第18話 外交後 リナとキースとフランシスの最後のお話

 私は退出後、扉から少し離れた……近衛騎士の警備の邪魔にならないくらいの所で、壁を背に寄り掛かって待っていた。

 まぁ、邪魔になってもとやかくは言わないのだろうけど、一応。


 その内に扉が開き、ぞろぞろと人が出てくる。

 キースが目ざとく私を見付けてやって来る。

 他のグルタニカ王国の人達は、部屋へ戻って行くようだけど。

 アボット侯爵は、何か言いたげにこちらを見たけれど、ジークフリート殿下に促されて行ってしまった。


「お疲れ!」

 日本の職場でしていたように、片手を上げて気安い挨拶をした。

「軍の礼服を着ると、可愛くなるんだな。どこの子どもが迷い込んできたのかと思ったぞ」

「なんですって?」

 誰が子どもよ。誰が。

 って、自分でも少しは思っていたけど。


「そんな顔をしていると、本当にさらってしまうよ。リナ」

「フランシス殿下まで」

 私は、ぷぅっと頬を膨らませる。リリアーナ姫だったら、絶対しない表情だ。

「君はこの国ではずいぶん子どもでいるんだね」

 フランシス殿下が、私の頭を撫でてくれる。気持ち良い。

 兄妹なのに、向こうの国ではこんな触れ合いは無かった。

 

「まぁ、冗談はさておいて。君はまた、すごい肩書を付けているんだねぇ。連れて行けない理由が出来て、助かるけど」

 なんだか、懐かしまれている。

「本当は、僕としては君だけでも連れて帰りたいのだけどね。君だけでも」

 私だけでも? 


「それより良かったの? 君の発言。うちの公式の記録にも残るけど」

「今更でしょう? 今回の使節団のメンバーからして」

「それはね」

 気付かれていたかという感じで、フランシス殿下は苦笑いしているけど。

「動いてくれるかな? マリユス・ニコラ」

「動くだろう。お前が生きていて困るのは、王太子側だ。向こうとしても連れ帰るのが、ベストだろうけど。無理だという事が分かっただろうし」

 キースが、口をはさんできた。


「これをやるよ」

 どこに持っていたのか、ぶよぶよの袋をキースがくれた。

「胴体に巻いてな」

 ふ~ん。血のりが入った袋ね。

「こういうの作るの好きだよね。悠人って」

「本当に殺されるわけにもいかないだろ?」

「ありがたく貰っておく。もう、こんな風に話せるのも最後だろうし」

「そうだねぇ」

 離れがたいという感じで、言ってくれたのはフランシス殿下だった。

 こういう時のキース……いや、悠人は意外とそっけない。

 内心はどうだか知らないけど。


 私の向こうでの立場は、第一王女リリアーナ・グルタニカ姫。

 第二王子が暗殺されてしまった今、王太子に次ぐ王位継承権を持っている第三王子フランシス殿下。

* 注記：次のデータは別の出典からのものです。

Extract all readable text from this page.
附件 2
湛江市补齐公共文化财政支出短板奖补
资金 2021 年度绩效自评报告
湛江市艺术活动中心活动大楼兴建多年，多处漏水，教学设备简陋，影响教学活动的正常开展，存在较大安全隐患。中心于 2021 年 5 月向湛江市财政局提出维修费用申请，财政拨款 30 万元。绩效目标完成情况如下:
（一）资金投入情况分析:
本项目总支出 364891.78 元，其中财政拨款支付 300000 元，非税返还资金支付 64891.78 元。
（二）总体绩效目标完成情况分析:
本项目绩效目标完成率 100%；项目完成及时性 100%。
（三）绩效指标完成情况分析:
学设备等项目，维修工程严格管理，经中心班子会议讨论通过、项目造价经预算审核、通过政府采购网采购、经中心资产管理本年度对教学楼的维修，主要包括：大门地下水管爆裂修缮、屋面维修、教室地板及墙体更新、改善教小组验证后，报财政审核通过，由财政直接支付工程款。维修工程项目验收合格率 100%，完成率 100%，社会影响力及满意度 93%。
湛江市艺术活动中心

 グルタニカ王国は、王位継承者を男性と定めていない。

 リリアーナ姫が、自分の兄であるフランシスに忠誠を誓ったのは、フランシスと争わない為。


「どちらにいても、国のトップになる事は、変わらないのだろうにね」

 そんな、フランシス殿下のつぶやきが聞こえる。

 私は、振り返らずに自分の職場に戻って行った。